“Эка отделал себя!” - подумал
он.
- Не приходил в сознание? - тихо спросил он у Елены.
- Нет, - шепотом ответила она.
- А что доктора?
Елена развела своими худыми руками, давая понять, что пока ничего неизвестно.
- Нынче пятый день... - прибавила она вполголоса.
- И температура упала, - поддержала Стефания.
Свирский предложил им свою помощь, но Елена глазами указала на молодого врача. Свирский не разглядел его в темноте, - сидя в кресле возле
стола, на котором стоял таз и лежала пропитанная йодоформом вата, он дремал от усталости в ожидании, пока его сменит другой доктор.
- У нас их двое, - прошептала Стефания, - и сиделки из больницы, которые отлично знают свое дело.
- Очень уж измученный у вас вид.
- Тут речь о его жизни... - ответила она, посмотрев в сторону кровати.
Свирский последовал за ее взглядом. Глаза его немного привыкли к темноте, и он лучше разглядел лицо Завиловского - застывшее, с запекшимися
губами. Большое тело его тоже было неподвижно, только исхудалые пальцы шевелились, теребя одеяло.
“Ей-богу, его через пару дней свезут прямиком на кладбище”, - пронеслось у него в голове, и он вспомнил своего приятеля - того, прозванного
“Славянином”, над которым в свое время трунил все Букацкий; он тоже пустил себе пулю в лоб и, промучившись две недели, умер. Но чтобы не
огорчать женщин, сказал прямо противоположное тому, что думал:
- От таких ран или сразу умирают, или выздоравливают.
Елена не ответила, только губы у нее побелели и лицо судорожно передернулось.
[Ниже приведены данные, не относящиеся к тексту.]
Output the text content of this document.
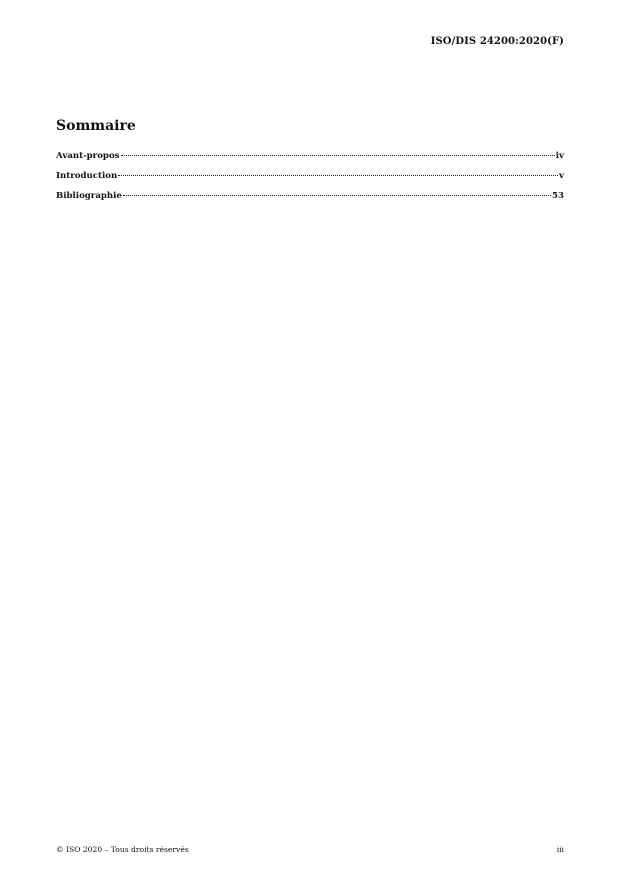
ISO/DIS 24200:2020(F)
Sommaire
Avant-propos	iv
Introduction	v
Bibliographie	53
© ISO 2020 – Tous droits réservés	iii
Видимо, в глубине души она сама боялась, что Завиловский
умрет, но гнала эту страшную мысль. Довольно было с нее одного самоубийства, да и нечто другое заботило, нежели только спасти жизнь Игнацию.
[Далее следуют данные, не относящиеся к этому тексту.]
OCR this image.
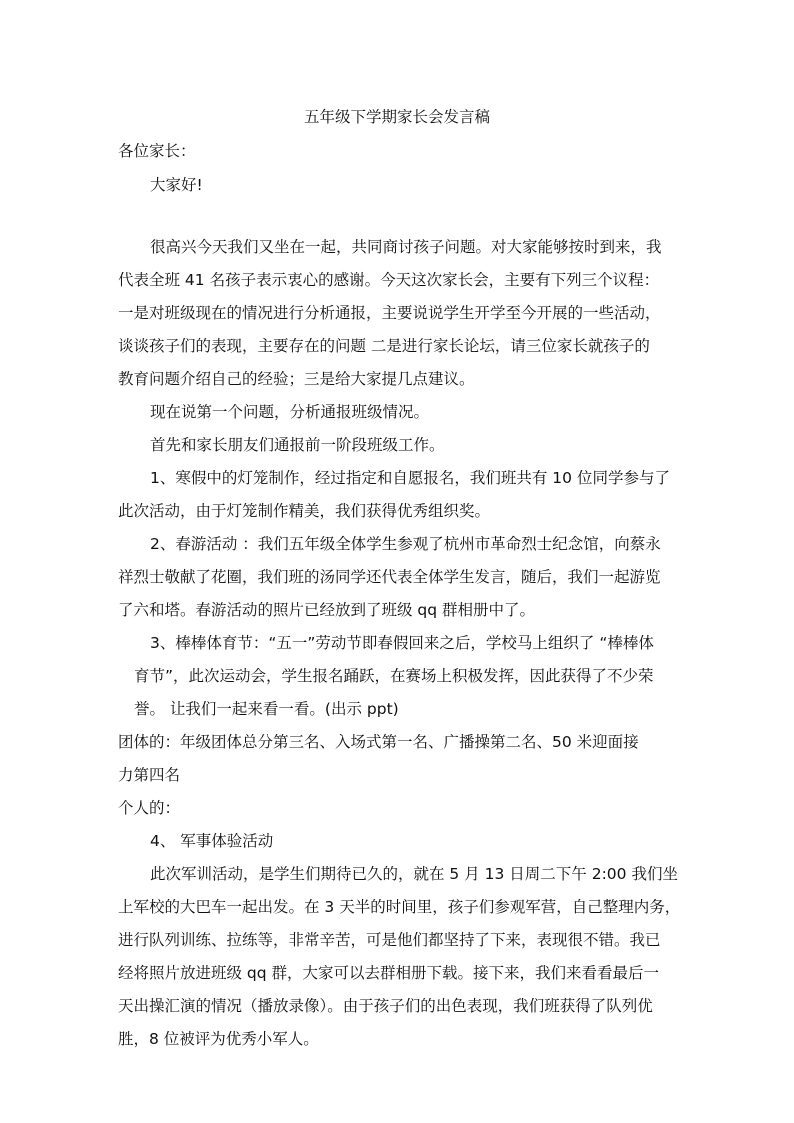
五年级下学期家长会发言稿
各位家长：
大家好!
很高兴今天我们又坐在一起，共同商讨孩子问题。对大家能够按时到来，我
代表全班 41 名孩子表示衷心的感谢。今天这次家长会，主要有下列三个议程：
一是对班级现在的情况进行分析通报，主要说说学生开学至今开展的一些活动，
谈谈孩子们的表现，主要存在的问题 二是进行家长论坛，请三位家长就孩子的
教育问题介绍自己的经验；三是给大家提几点建议。
现在说第一个问题，分析通报班级情况。
首先和家长朋友们通报前一阶段班级工作。
1、寒假中的灯笼制作，经过指定和自愿报名，我们班共有 10 位同学参与了
此次活动，由于灯笼制作精美，我们获得优秀组织奖。
2、春游活动 ：我们五年级全体学生参观了杭州市革命烈士纪念馆，向蔡永
祥烈士敬献了花圈，我们班的汤同学还代表全体学生发言，随后，我们一起游览
了六和塔。春游活动的照片已经放到了班级 qq 群相册中了。
3、棒棒体育节：“五一”劳动节即春假回来之后，学校马上组织了 “棒棒体
育节”，此次运动会，学生报名踊跃，在赛场上积极发挥，因此获得了不少荣
誉。 让我们一起来看一看。(出示 ppt)
团体的：年级团体总分第三名、入场式第一名、广播操第二名、50 米迎面接
力第四名
个人的：
4、 军事体验活动
此次军训活动，是学生们期待已久的，就在 5 月 13 日周二下午 2:00 我们坐
上军校的大巴车一起出发。在 3 天半的时间里，孩子们参观军营，自己整理内务，
进行队列训练、拉练等，非常辛苦，可是他们都坚持了下来，表现很不错。我已
经将照片放进班级 qq 群，大家可以去群相册下载。接下来，我们来看看最后一
天出操汇演的情况（播放录像）。由于孩子们的出色表现，我们班获得了队列优
胜，8 位被评为优秀小军人。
Свирский стал прощаться. Он заранее обдумал слова, с какими обратится к Стефании, - скажет, что был к ней несправедлив, что глубоко ее
уважает, предложит свою дружбу; но пред лицом этой трагедии и грозного призрака смерти, при виде этих двух несчастных женщин и этого полутрупа
понял, как неуместны и ничтожны все его оправдания и как нелепо сейчас выяснять отношения.
Молча поцеловал он руку Елене, потом - Стефании и, выйдя из этой обители печали, с наслаждением вдохнул свежий, не пахнущий йодоформом
воздух.
Его воображению художника живо представлялся Завиловский - изменившийся, постаревший лет на десять, с запекшимися губами и забинтованной
головой.
И несмотря на участие, его вдруг разобрала злость.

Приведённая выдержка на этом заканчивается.